A new Deutsche Bank outlet on the Alexanderplatz opened its doors at 12:00 noon, launching the alchemic process of converting Eastern lead to Western gold. To celebrate this “initial step toward unity,” the bank manager gave the first customer through the door a bottle of champagne and a one hundred D-mark savings account. Flush with their new money, East Berliners talked excitedly about how they would spend it. Some planned elaborate vacation trips. Others thought in more modest terms: “Eating decently, visiting a disco or whorehouse, that’s all possible now,” enthused one man. Inevitably, there was a run on used Mercedeses—and, just as inevitably—a rash of accidents involving drivers unused to vehicles that actually accelerated when one stepped on the gas.
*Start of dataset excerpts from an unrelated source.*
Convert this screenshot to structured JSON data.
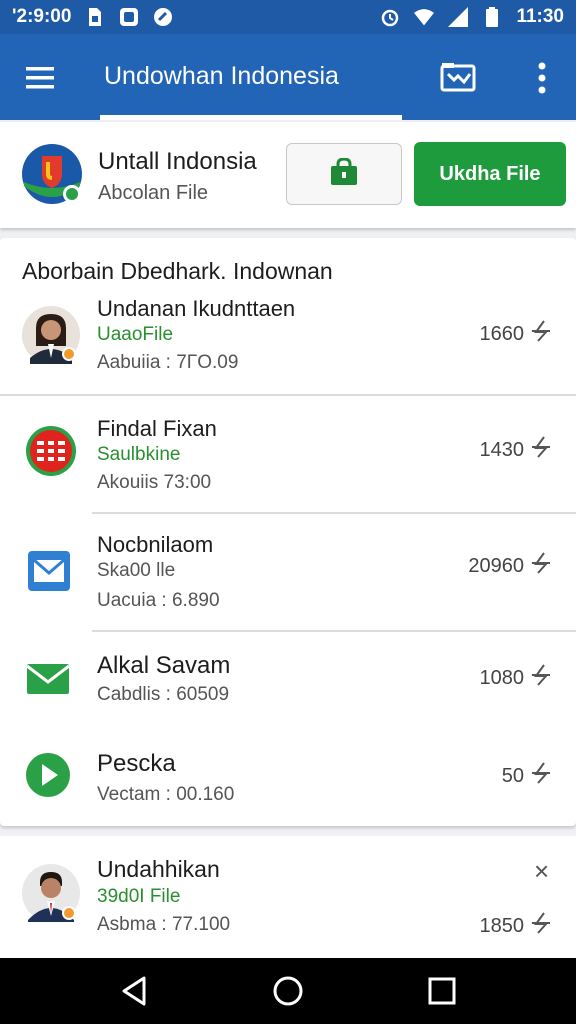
{
  "status_bar": {
    "time_left": "'2:9:00",
    "time_right": "11:30",
    "icons_left": [
      "sim-icon",
      "chat-icon",
      "sync-icon"
    ],
    "icons_right": [
      "alarm-icon",
      "wifi-icon",
      "signal-icon",
      "battery-icon"
    ]
  },
  "app_bar": {
    "title": "Undowhan Indonesia",
    "icons": [
      "menu-icon",
      "folder-icon",
      "more-icon"
    ]
  },
  "profile": {
    "name": "Untall Indonsia",
    "subtitle": "Abcolan File",
    "lock_button_icon": "shopping-bag-icon",
    "file_button_label": "Ukdha File"
  },
  "list": {
    "heading": "Aborbain Dbedhark. Indownan",
    "items": [
      {
        "title": "Undanan Ikudnttaen",
        "subtitle": "UaaoFile",
        "detail": "Aabuiia : 7ΓΟ.09",
        "amount": "1660",
        "icon": "person-avatar"
      },
      {
        "title": "Findal Fixan",
        "subtitle": "Saulbkine",
        "detail": "Akouiis 73:00",
        "amount": "1430",
        "icon": "red-logo-icon"
      },
      {
        "title": "Nocbnilaom",
        "subtitle": "Ska00 lle",
        "detail": "Uacuia : 6.890",
        "amount": "20960",
        "icon": "mail-icon"
      },
      {
        "title": "Alkal Savam",
        "subtitle": "",
        "detail": "Cabdlis : 60509",
        "amount": "1080",
        "icon": "green-mail-icon"
      },
      {
        "title": "Pescka",
        "subtitle": "",
        "detail": "Vectam : 00.160",
        "amount": "50",
        "icon": "play-icon"
      }
    ]
  },
  "bottom_item": {
    "title": "Undahhikan",
    "subtitle": "39d0I File",
    "detail": "Asbma : 77.100",
    "amount": "1850",
    "close_symbol": "×"
  },
  "colors": {
    "app_bar": "#2264b5",
    "status_bar": "#1f5aa7",
    "primary_button": "#1e9b3c",
    "accent_green": "#2a8f2f"
  }
}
Amidst all the excitement, few realized that the monetary union might bring long-term challenges as well as instant rewards. Shoddy and unsophisticated eastern products, now priced in D-marks, could no longer compete with Western imports. Even domestically produced food was affected, as eastern shoppers suddenly turned up their noses at local cherries and apples in favor of fruit flown in from Washington State. Many companies had difficulty meeting their debt obligations and payrolls in the new currency; it was one thing to retain marginally productive workers when they were paid in ostmarks, quite another to do so when the wages were in D-marks. The GDR’s Eastern European trading partners reduced imports from East Germany because the goods were now overpriced. It may indeed have been necessary to bring the D-mark east, but doing so at a parity of one to one turned out to be a crucial mistake.

While ostmarks disappeared into mine shafts, to join the Reichsmarks abandoned there in 1948, the Berlin Wall—that is, most of what was left of it after the Mauerspechte (Wall-peckers) had had their way with it—was dismantled by cranes. Eighty-one colorful sections were sold at an auction in Monte Carlo in 1990; some of them fetched as much as 40,000 marks. Most of the rest were ground up for paving material. A block was presented to former President Ronald Reagan, who just three years before had urged Gorbachev to tear the structure down. Belatedly realizing that the Wall had value as an historical artifact, not to mention as a tourist attraction, city officials earmarked a 212-meter-long section at Bernauer Strasse for preservation. To protect it from the voracious peckers, a wire fence was built around it. The decision to create a permanent memorial there “to the victims of the German division” was delayed for a time because of resistance from the Church of St. Sophia, whose cemetery lay next to the Wall. The memorial that was ultimately installed, a dazzlingly clean section of concrete bordered by two bronze slabs, bears little resemblance to the original barrier. Aware of this deficiency, the city government under Eberhard Diepgen toyed with the idea of reconstructing a section of the “border defense system” in all its former horror—a kind of Disneyland of the Cold War.